Pyramid of biomass :

  • Pyramid of biomass are constructed by taking into consideration the different biomass in every successive trophic level.
  • Pyramid of biomass in seas in inverted as the biomass of fishes is more than the biomass of phytoplankton.

(2) What is primary productivity? Give brief description of factors that affect primary productivity.

Answer :

Primary Productivity: Primary productivity refers to the rate of biomass generation in an ecosystem, measured in grams per square metre per day (g/m2/day), expressed in units of mass per unit surface per unit time.

  • Primary productivity is described as gross primary productivity (GPP) and net primary productivity (NPP).
  • The rate of production of organic matter during photosynthesis is called gross primary productivity of an ecosystem. Of this the amount of energy lost through respiration of plants is called respiratory losses.
  • It is calculated by subtracting the energy lost through respiration, resulting in net primary productivity (NPP), which is the available biomass for heterotrophs (herbivores, carnivores, and decomposers).

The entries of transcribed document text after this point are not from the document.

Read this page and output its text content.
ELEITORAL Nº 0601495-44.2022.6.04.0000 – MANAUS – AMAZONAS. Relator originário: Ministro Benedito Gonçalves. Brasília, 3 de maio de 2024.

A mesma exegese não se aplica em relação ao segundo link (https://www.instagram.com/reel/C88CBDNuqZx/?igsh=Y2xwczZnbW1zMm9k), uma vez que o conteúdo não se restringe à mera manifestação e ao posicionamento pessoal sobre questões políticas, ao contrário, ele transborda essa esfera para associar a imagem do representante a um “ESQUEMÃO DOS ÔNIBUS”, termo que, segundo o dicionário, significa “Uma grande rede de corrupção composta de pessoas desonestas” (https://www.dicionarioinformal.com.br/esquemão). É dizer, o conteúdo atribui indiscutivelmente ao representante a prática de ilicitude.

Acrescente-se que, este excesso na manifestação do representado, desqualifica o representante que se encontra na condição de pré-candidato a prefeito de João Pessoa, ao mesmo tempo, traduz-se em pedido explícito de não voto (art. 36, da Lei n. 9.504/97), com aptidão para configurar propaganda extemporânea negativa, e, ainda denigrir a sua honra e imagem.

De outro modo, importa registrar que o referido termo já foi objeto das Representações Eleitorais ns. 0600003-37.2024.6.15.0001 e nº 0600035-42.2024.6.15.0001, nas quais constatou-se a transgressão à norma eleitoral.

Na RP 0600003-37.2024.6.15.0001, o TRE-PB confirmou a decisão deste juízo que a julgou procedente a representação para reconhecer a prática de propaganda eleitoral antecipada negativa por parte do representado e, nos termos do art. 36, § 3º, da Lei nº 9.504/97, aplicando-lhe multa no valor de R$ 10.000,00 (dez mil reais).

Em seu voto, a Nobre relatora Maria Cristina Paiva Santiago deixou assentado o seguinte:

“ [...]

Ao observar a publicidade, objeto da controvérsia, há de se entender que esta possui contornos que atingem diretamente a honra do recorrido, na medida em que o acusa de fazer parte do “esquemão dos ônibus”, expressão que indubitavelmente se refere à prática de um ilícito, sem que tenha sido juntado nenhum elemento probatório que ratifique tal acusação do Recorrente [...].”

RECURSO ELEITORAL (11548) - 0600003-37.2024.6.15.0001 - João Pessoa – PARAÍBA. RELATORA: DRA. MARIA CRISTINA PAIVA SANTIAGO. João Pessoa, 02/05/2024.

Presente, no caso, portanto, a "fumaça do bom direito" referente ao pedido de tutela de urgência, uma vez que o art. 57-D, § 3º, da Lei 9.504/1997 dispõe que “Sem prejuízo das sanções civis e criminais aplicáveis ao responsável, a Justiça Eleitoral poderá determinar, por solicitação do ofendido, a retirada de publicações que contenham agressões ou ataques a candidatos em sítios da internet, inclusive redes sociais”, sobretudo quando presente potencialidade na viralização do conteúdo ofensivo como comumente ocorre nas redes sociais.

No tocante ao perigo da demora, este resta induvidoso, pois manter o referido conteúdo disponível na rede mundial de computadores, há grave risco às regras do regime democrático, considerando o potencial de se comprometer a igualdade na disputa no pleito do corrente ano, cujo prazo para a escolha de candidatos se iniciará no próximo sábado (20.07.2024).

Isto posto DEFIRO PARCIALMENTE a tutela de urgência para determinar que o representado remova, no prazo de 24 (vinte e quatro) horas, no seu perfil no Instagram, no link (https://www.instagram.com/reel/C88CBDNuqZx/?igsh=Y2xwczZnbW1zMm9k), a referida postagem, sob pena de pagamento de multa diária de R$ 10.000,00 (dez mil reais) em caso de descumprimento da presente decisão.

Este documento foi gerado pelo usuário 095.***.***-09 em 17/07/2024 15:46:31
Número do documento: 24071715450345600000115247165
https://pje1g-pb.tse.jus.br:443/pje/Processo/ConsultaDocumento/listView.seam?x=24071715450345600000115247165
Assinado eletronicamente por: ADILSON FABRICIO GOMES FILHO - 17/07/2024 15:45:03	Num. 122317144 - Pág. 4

Factors affecting primary productivity:

Gross primary productivity (GPP) depends on the following factors :

  • Plant species inhabiting a particular area.
  • Variety of environmental factors such as temperature, sunlight, salinity,
  • oxygen and carbon dioxide content, etc.
  • Availability of nutrients.
  • Photosynthetic capacity of plants.

(3) Define decomposition and describe the processes and products of decomposition.

Answer :

  • Decomposition is a process carried out by decomposer organisms, including bacteria, actinomycetes, and fungi.
  • Detritus food chain initiates decomposition, starting from dead organic matter.
  • Detritivores break down detritus into smaller fragments, referred to as fragmentation.
  • Water-soluble inorganic nutrients seep into the soil, precipitated as salts, known as leaching.
  • Catabolism, a third step, involves enzymes degrading detritus into simple inorganic substances.
  • Humus, a dark-colored amorphous substance, is formed from partially decomposed organic matter.
  • Decomposition requires more oxygen and is influenced by temperature and humidity.

(4) Write important features of a sedimentary cycle in an ecosystem.

Answer :

  • Reservoir of sedimentary cycles is earth’s crust.
  • The nutrients such as phosphorus which show sedimentary cycle, moves through hydrosphere, lithosphere and biosphere.
  • There is no respiratory release of nutrients into the atmosphere which show sedimentary cycle.
  • Natural reservoir of such nutrients are usually in the form of rocks. The rocks upon weathering release such nutrients into circulation.
  • Sedimentary cycles are very slow in their reactions.

(5) Describe carbon cycle and add a note on the impact of human activities on carbon cycle.

Answer :

Carbon cycle :

  • The carbon cycle involves several processes, including photosynthesis, respiration, decomposition, sedimentation, and combustion.
  • Carbon, which makes up 49% of the dry weight of all organisms, is present in the oceans and fossil fuels, which serve as long-term storage places.
  • Carbon dioxide is stored in the carbon-carbon bonds of carbohydrates during photosynthesis, while respiration releases the same energy. Carbon dioxide is primarily found in oceans and rocks, where it forms mild carbonic acid upon dissolution. Corals and algae help build coral reefs made of limestone.
  • Carbon moves through food chains, with autotrophic green plants on land and in water taking up carbon dioxide and manufacturing carbohydrates through photosynthesis.
  • Carbon stored in plants can be released into the atmosphere, consumed by animals upon feeding, or stored until the plant dies. Animals obtain their carbon through their food, and carbon in animals can be released back into the atmosphere through respiration, decomposition, or conversion into fossil fuels.
  • Fossil fuels like coal, oil, and natural gas can be mined and burned for energy purposes, releasing carbon dioxide back into the atmosphere. Carbon from limestone can also be released if pushed to surfaces and slowly weathered away, and subducting and volcanic eruptions can release stored carbon from sediments.